Die 25 reichsten US-Milliardäre zahlten nur 3,4 Prozent Steuern

Daten zeigen: Ultrareiche haben in den Vereinigten Staaten in der Vergangenheit in einigen Jahren gar keine Steuern gezahlt

  • Von Moritz Wichmann
  • Lesedauer: 7 Min.

Dass einige US-Großkonzerne in den Vereinigten Staaten gar keine Steuern zahlen ist bekannt. Auch das die Ultrareichen im Land selber übermäßig von der Coronakrise profitiert haben und sich anteilig viel weniger an der Staatsfinanzierung beteiligen wussten wir. Ein neues Datenleak zeigt, das sie tatsächlich fast gar nichts zahlen. Das zeigen die Steuererklärungen aus den letzten 15 Jahren, die den Investigativjournalisten von Pro Publica zugespielt. Sie haben aus den Daten der US-Steuerbehörde IRS berechnet, dass die reichsten 25 Amerikaner in den Jahren 2014 bis 2018 eine wahre Steuerrate von nur 3,4 Prozent hatten. Ihr Vermögen wuchs in diesen fünf Jahren um 401 Milliarden Dollar, doch sie zahlen nur Einkommenssteuern in Höhe von 13,6 Milliarden Dollar.
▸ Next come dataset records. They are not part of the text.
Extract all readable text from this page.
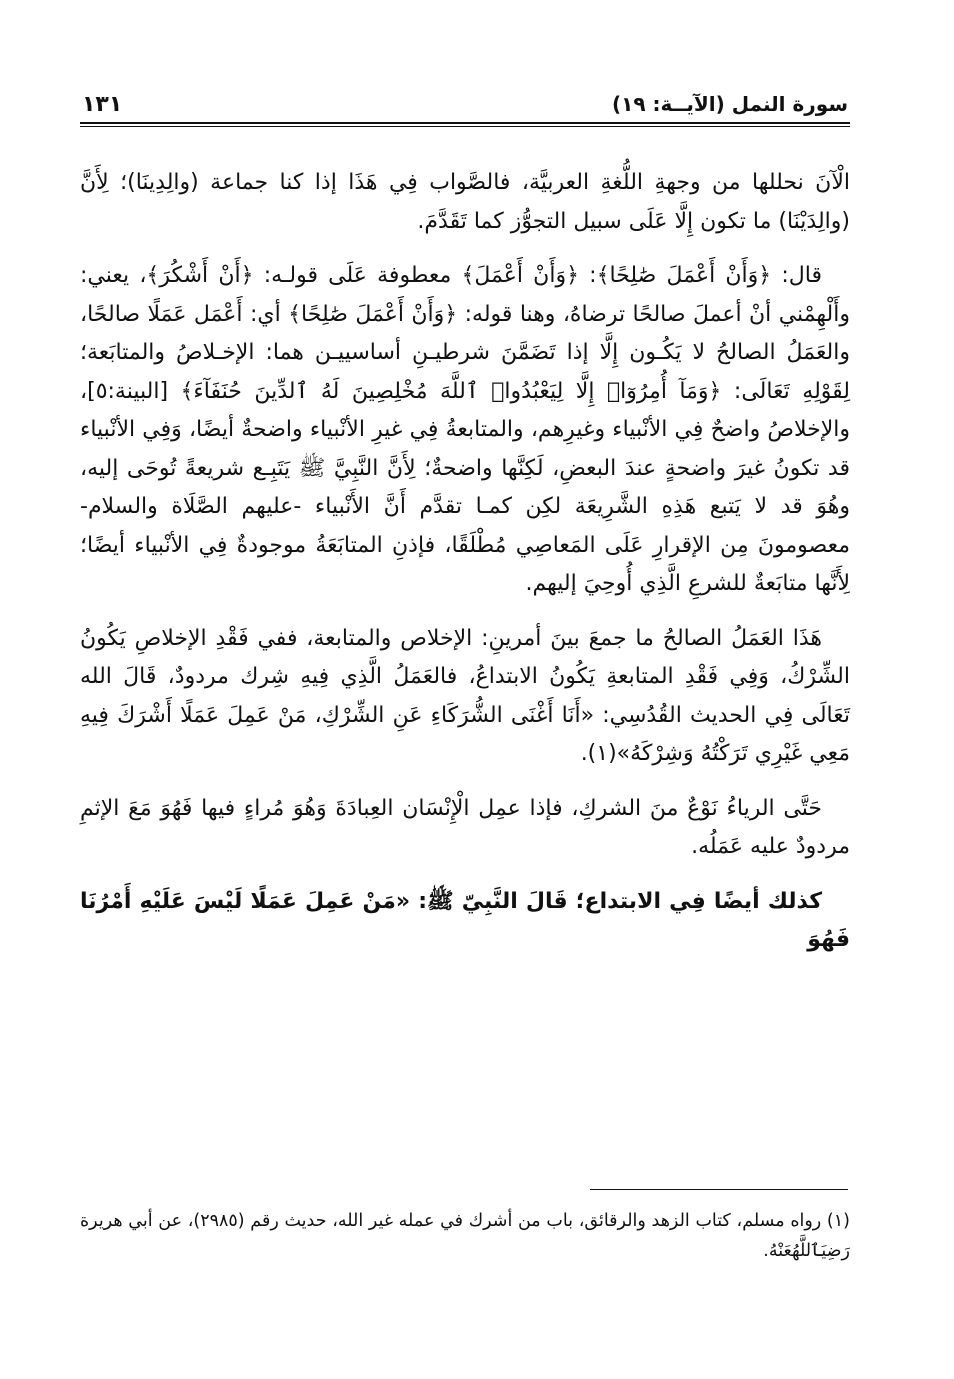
سورة النمل (الآيــة: ١٩)
١٣١

الْآنَ نحللها من وجهةِ اللُّغةِ العربيَّة، فالصَّواب فِي هَذَا إذا كنا جماعة (والِدِينَا)؛ لِأَنَّ (والِدَيْنَا) ما تكون إِلَّا عَلَى سبيل التجوُّز كما تَقَدَّمَ.

قال: ﴿وَأَنْ أَعْمَلَ صَٰلِحًا﴾: ﴿وَأَنْ أَعْمَلَ﴾ معطوفة عَلَى قولـه: ﴿أَنْ أَشْكُرَ﴾، يعني: وأَلْهِمْني أنْ أعملَ صالحًا ترضاهُ، وهنا قوله: ﴿وَأَنْ أَعْمَلَ صَٰلِحًا﴾ أي: أَعْمَل عَمَلًا صالحًا، والعَمَلُ الصالحُ لا يَكُـون إِلَّا إذا تَضَمَّنَ شرطيـنِ أساسييـن هما: الإخـلاصُ والمتابَعة؛ لِقَوْلِهِ تَعَالَى: ﴿وَمَآ أُمِرُوٓا۟ إِلَّا لِيَعْبُدُوا۟ ٱللَّهَ مُخْلِصِينَ لَهُ ٱلدِّينَ حُنَفَآءَ﴾ [البينة:٥]، والإخلاصُ واضحٌ فِي الأنْبياء وغيرِهم، والمتابعةُ فِي غيرِ الأنْبياء واضحةٌ أيضًا، وَفِي الأنْبياء قد تكونُ غيرَ واضحةٍ عندَ البعضِ، لَكِنَّها واضحةٌ؛ لِأَنَّ النَّبِيَّ ﷺ يَتَبِـع شريعةً تُوحَى إليه، وهُوَ قد لا يَتبع هَذِهِ الشَّرِيعَة لكِن كمـا تقدَّم أَنَّ الأَنْبياء -عليهم الصَّلَاة والسلام- معصومونَ مِن الإقرارِ عَلَى المَعاصِي مُطْلَقًا، فإذنِ المتابَعَةُ موجودةٌ فِي الأنْبياء أيضًا؛ لِأَنَّها متابَعةٌ للشرعِ الَّذِي أُوحِيَ إليهم.

هَذَا العَمَلُ الصالحُ ما جمعَ بينَ أمرينِ: الإخلاص والمتابعة، ففي فَقْدِ الإخلاصِ يَكُونُ الشِّرْكُ، وَفِي فَقْدِ المتابعةِ يَكُونُ الابتداعُ، فالعَمَلُ الَّذِي فِيهِ شِرك مردودٌ، قَالَ الله تَعَالَى فِي الحديث القُدُسِي: «أَنَا أَغْنَى الشُّرَكَاءِ عَنِ الشِّرْكِ، مَنْ عَمِلَ عَمَلًا أَشْرَكَ فِيهِ مَعِي غَيْرِي تَرَكْتُهُ وَشِرْكَهُ»(١).

حَتَّى الرياءُ نَوْعٌ منَ الشركِ، فإذا عمِل الْإِنْسَان العِبادَةَ وَهُوَ مُراءٍ فيها فَهُوَ مَعَ الإثمِ مردودٌ عليه عَمَلُه.

كذلك أيضًا فِي الابتداع؛ قَالَ النَّبِيّ ﷺ: «مَنْ عَمِلَ عَمَلًا لَيْسَ عَلَيْهِ أَمْرُنَا فَهُوَ

(١) رواه مسلم، كتاب الزهد والرقائق، باب من أشرك في عمله غير الله، حديث رقم (٢٩٨٥)، عن أبي هريرة رَضِيَٱللَّهُعَنْهُ.
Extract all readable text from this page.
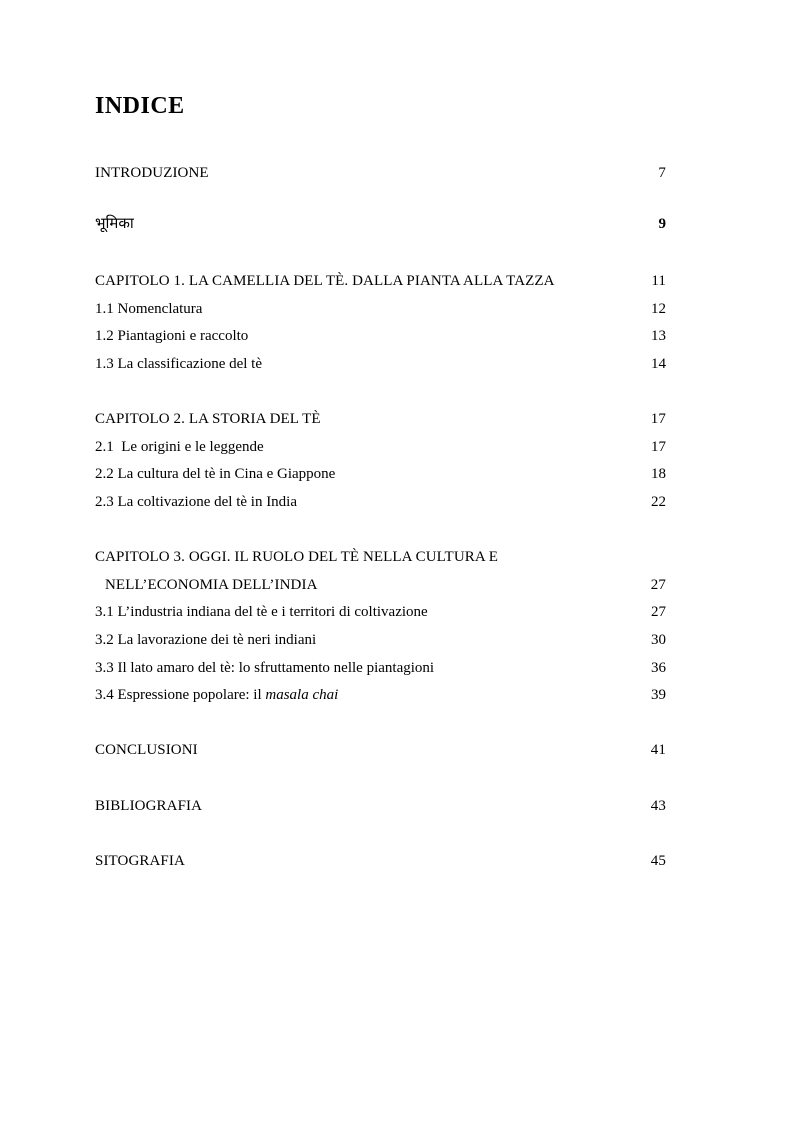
INDICE
INTRODUZIONE	7
भूमिका	9
CAPITOLO 1. LA CAMELLIA DEL TÈ. DALLA PIANTA ALLA TAZZA	11
1.1 Nomenclatura	12
1.2 Piantagioni e raccolto	13
1.3 La classificazione del tè	14
CAPITOLO 2. LA STORIA DEL TÈ	17
2.1  Le origini e le leggende	17
2.2 La cultura del tè in Cina e Giappone	18
2.3 La coltivazione del tè in India	22
CAPITOLO 3. OGGI. IL RUOLO DEL TÈ NELLA CULTURA E
NELL’ECONOMIA DELL’INDIA	27
3.1 L’industria indiana del tè e i territori di coltivazione	27
3.2 La lavorazione dei tè neri indiani	30
3.3 Il lato amaro del tè: lo sfruttamento nelle piantagioni	36
3.4 Espressione popolare: il masala chai	39
CONCLUSIONI	41
BIBLIOGRAFIA	43
SITOGRAFIA	45
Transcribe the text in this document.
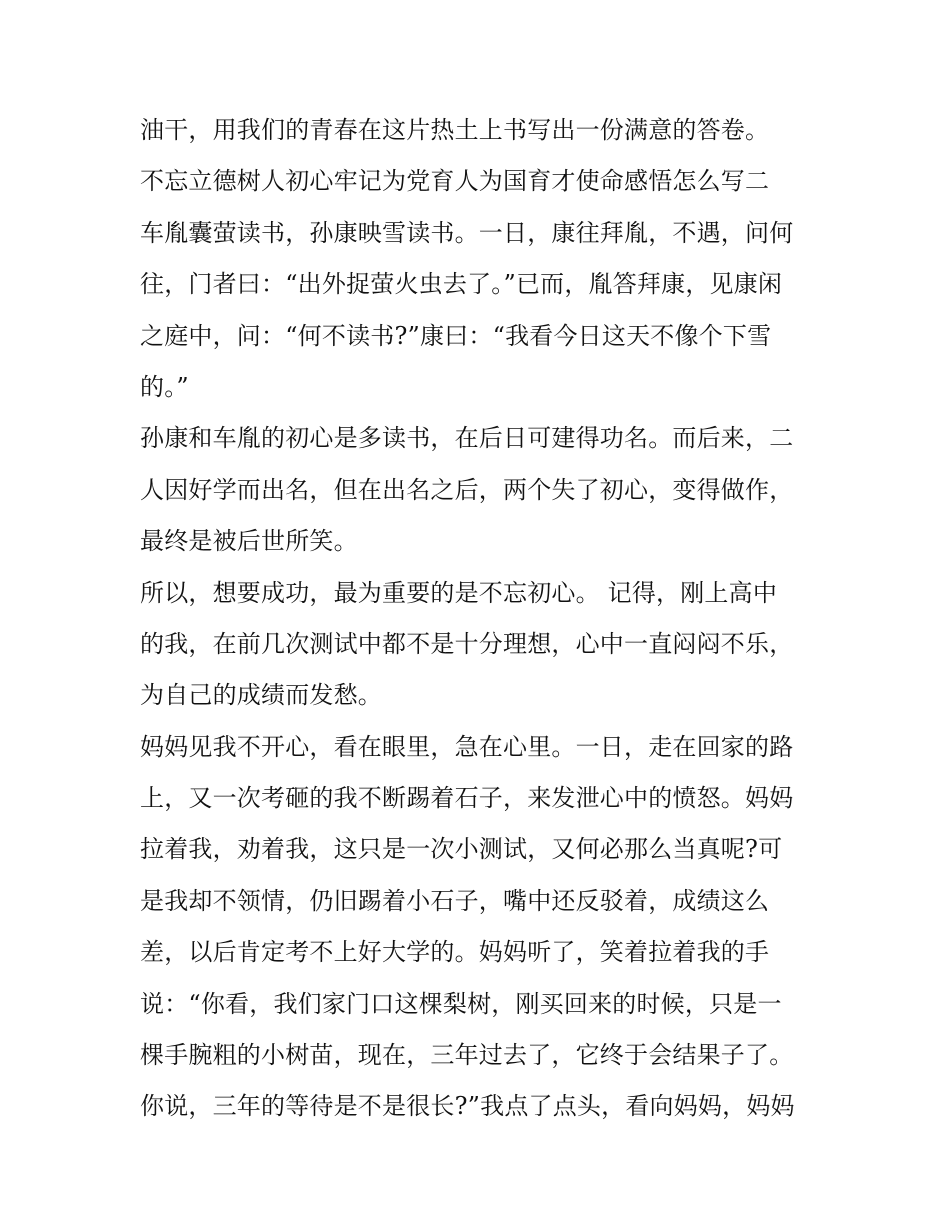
油干，用我们的青春在这片热土上书写出一份满意的答卷。
不忘立德树人初心牢记为党育人为国育才使命感悟怎么写二
车胤囊萤读书，孙康映雪读书。一日，康往拜胤，不遇，问何
往，门者曰：“出外捉萤火虫去了。”已而，胤答拜康，见康闲
之庭中，问：“何不读书?”康曰：“我看今日这天不像个下雪
的。”
孙康和车胤的初心是多读书，在后日可建得功名。而后来，二
人因好学而出名，但在出名之后，两个失了初心，变得做作，
最终是被后世所笑。
所以，想要成功，最为重要的是不忘初心。 记得，刚上高中
的我，在前几次测试中都不是十分理想，心中一直闷闷不乐，
为自己的成绩而发愁。
妈妈见我不开心，看在眼里，急在心里。一日，走在回家的路
上，又一次考砸的我不断踢着石子，来发泄心中的愤怒。妈妈
拉着我，劝着我，这只是一次小测试，又何必那么当真呢?可
是我却不领情，仍旧踢着小石子，嘴中还反驳着，成绩这么
差，以后肯定考不上好大学的。妈妈听了，笑着拉着我的手
说：“你看，我们家门口这棵梨树，刚买回来的时候，只是一
棵手腕粗的小树苗，现在，三年过去了，它终于会结果子了。
你说，三年的等待是不是很长?”我点了点头，看向妈妈，妈妈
2007 etwa zahlte Amazon-Gründer Jeff Bezos – schon damals Multimilliardär – sogar gar keine Steuern. Dieses Kunststück gelang ihm noch einmal 2011. Auch der Besitzer des gleichnamigen Börsenportals und Medienimperiums Michael Bloomberg führte in einem Fall keinen Cent Steuern ab, der Investor Carl Ican gar zwei Mal in den letzten Jahren. Und 2018 war es Elon Musk, Tesla-Besitzer und aktuell drittreichster Mann der Welt, der keinen Penny Einkommenssteuer in den USA zahlte.

Der König der Steuervermeidung jedoch ist diesen Zahlen zufolge Star-Investor Warren Buffett. Seine wahre Steuerrate lag zwischen 2014 und 2018 nur bei 0,1 Prozent. Sein Vermögen wuchs um in diesem Zeitraum um 24,3 Milliarden Dollar, doch den Steuerbeamten des Internal Revenue Service meldete er für den Fünfjahreszeitraum »nur« ein Einkommen von 125 Millionen Dollar, auf das er dann 23,7 Millionen Dollar Einkommenssteuer zahlte. Die wahre Steuerrrate von Jeff Bezos in der gleichen Zeit liegt nur wenig höher mit 0,98 Prozent, die von Michael Bloomberg bei 1,3 Prozent, anschließend folgt Elon Musk mit 3,27 Prozent.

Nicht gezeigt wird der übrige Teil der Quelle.